Home > Behavioral therapy as an adjunct to buprenorphine treatment for opioid use disorder: a secondary analysis of 4 randomized clinical trials.

McHugh, R Kathryn and Bailey, Allen J and McConaghy, Brooke A and Weiss, Roger D and Fiellin, David A and Hillhouse, Maureen and Moore, Brent A and Fitzmaurice, Garrett M (2025) Behavioral therapy as an adjunct to buprenorphine treatment for opioid use disorder: a secondary analysis of 4 randomized clinical trials. JAMA Network Open, 8, (8), e2528529. https://doi.org/10.1001/jamanetworkopen.2025.28529.

External website: https://jamanetwork.com/journals/jamanetworkopen/f...

IMPORTANCE: Several large, randomized clinical trials have tested the efficacy of adding behavioral therapy to medical management (high-quality, low-intensity medical counseling) and buprenorphine treatment of opioid use disorder. These studies have consistently reported strong rates of treatment response overall, without a significant additive benefit of additional behavioral therapy.

OBJECTIVE: To address gaps in knowledge about additional behavioral therapy for patients receiving buprenorphine, including the association of additional behavioral therapy with retention and functional outcomes, and whether certain subgroups respond better to additional behavioral therapy.

DESIGN, SETTING, AND PARTICIPANTS: This study is a secondary analysis of 4 randomized clinical trials conducted in Connecticut, Southern California, and 10 other US sites between 2000 and 2011. Participants included adults with Diagnostic and Statistical Manual of Mental Disorders (Fourth Edition) opioid dependence. Analyses were conducted between January 2024 and July 2025.

EXPOSURE: Buprenorphine and varying levels of behavioral therapy, including standard medical management, physician management, physician management plus cognitive behavioral therapy, contingency management, contingency management plus cognitive behavioral therapy, standard medical management plus opioid dependence counseling, or no additional behavioral treatment.

MAIN OUTCOMES AND MEASURES: The main outcomes included weeks of buprenorphine retention and functioning across 7 domains (medical, employment and financial support, social and family, alcohol, drug, legal, and psychiatric), assessed using the Addiction Severity Index. Data on additional behavioral therapy (structured cognitive-behavioral and counseling approaches) combined with buprenorphine and medical management were harmonized to provide needed statistical power for considering moderation effects.
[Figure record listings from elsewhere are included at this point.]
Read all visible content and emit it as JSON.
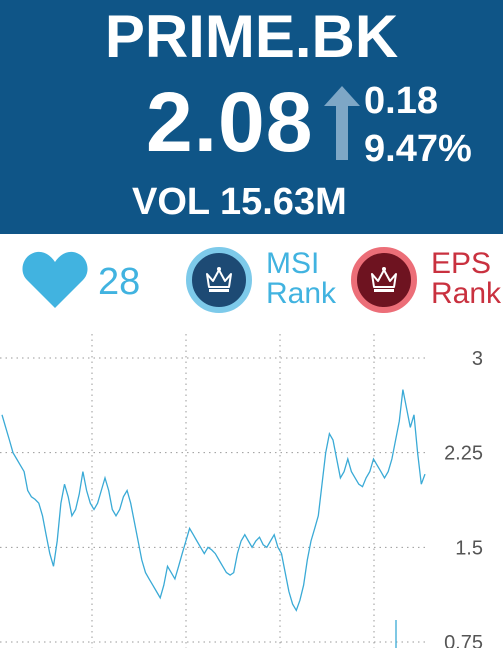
{
  "header": {
    "ticker": "PRIME.BK",
    "price": "2.08",
    "change_abs": "0.18",
    "change_pct": "9.47%",
    "volume": "VOL 15.63M",
    "direction_icon": "up-arrow-icon",
    "background_color": "#0f5587"
  },
  "stats": {
    "likes_icon": "heart-icon",
    "likes_count": "28",
    "msi": {
      "icon": "crown-icon",
      "label_line1": "MSI",
      "label_line2": "Rank"
    },
    "eps": {
      "icon": "crown-icon",
      "label_line1": "EPS",
      "label_line2": "Rank"
    }
  },
  "chart_data": {
    "type": "line",
    "ylim": [
      0.75,
      3.0
    ],
    "yticks": [
      "3",
      "2.25",
      "1.5",
      "0.75"
    ],
    "series_color": "#3aaad6",
    "grid": true,
    "values": [
      2.55,
      2.45,
      2.35,
      2.25,
      2.2,
      2.15,
      2.1,
      1.95,
      1.9,
      1.88,
      1.85,
      1.75,
      1.6,
      1.45,
      1.35,
      1.55,
      1.85,
      2.0,
      1.9,
      1.75,
      1.8,
      1.92,
      2.1,
      1.95,
      1.85,
      1.8,
      1.85,
      1.95,
      2.05,
      1.95,
      1.8,
      1.75,
      1.8,
      1.9,
      1.95,
      1.85,
      1.7,
      1.55,
      1.4,
      1.3,
      1.25,
      1.2,
      1.15,
      1.1,
      1.2,
      1.35,
      1.3,
      1.25,
      1.35,
      1.45,
      1.55,
      1.65,
      1.6,
      1.55,
      1.5,
      1.45,
      1.5,
      1.48,
      1.45,
      1.4,
      1.35,
      1.3,
      1.28,
      1.3,
      1.45,
      1.55,
      1.6,
      1.55,
      1.5,
      1.55,
      1.58,
      1.52,
      1.5,
      1.55,
      1.6,
      1.5,
      1.45,
      1.3,
      1.15,
      1.05,
      1.0,
      1.08,
      1.2,
      1.4,
      1.55,
      1.65,
      1.75,
      2.0,
      2.25,
      2.4,
      2.35,
      2.2,
      2.05,
      2.1,
      2.2,
      2.1,
      2.05,
      2.0,
      1.98,
      2.05,
      2.1,
      2.2,
      2.15,
      2.1,
      2.05,
      2.1,
      2.2,
      2.35,
      2.5,
      2.75,
      2.6,
      2.45,
      2.55,
      2.25,
      2.0,
      2.08
    ]
  }
}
RESULTS: The combined sample consisted of 869 adults (mean [SD] age, 34.2 [10.4] years; 287 female [33%]). Results demonstrated that additional behavioral therapy was not associated with opioid-free weeks (mean [SD] number of opioid-free weeks, 7.16 [4.35]) compared with medical management and buprenorphine (mean [SD] number of opioid-free weeks, 7.00 [4.33]) (B = 0.28; 95% CI, -0.33 to 0.89; P = .37). Additional behavioral therapy was also not associated with greater buprenorphine retention (mean [SD] number of weeks of buprenorphine, 10.29 [3.21] out of 12) compared with medical management and buprenorphine (mean [SD] number of weeks of buprenorphine, 10.21 [3.15]) (B = 0.00; 95% CI, -0.43 to 0.43; P = .98). Measures of functioning indicated minimal change over the course of treatment, and there were no differences between randomized groups. No moderational effects of subgroups (eg, history of heroin use) were significant when correcting for multiple comparisons.

CONCLUSIONS AND RELEVANCE: In this secondary analysis of 4 randomized clinical trials, results highlighted the strong efficacy of buprenorphine treatment when combined with medical management for opioid use disorder. Although there was certainly room for improvement in outcomes-particularly functioning-trials of novel adjuncts for buprenorphine treatment may encounter statistical power challenges outperforming such a robust control condition.

TRIAL REGISTRATION: NCT00316277, NCT00591617, NCT00632151, NCT00023283.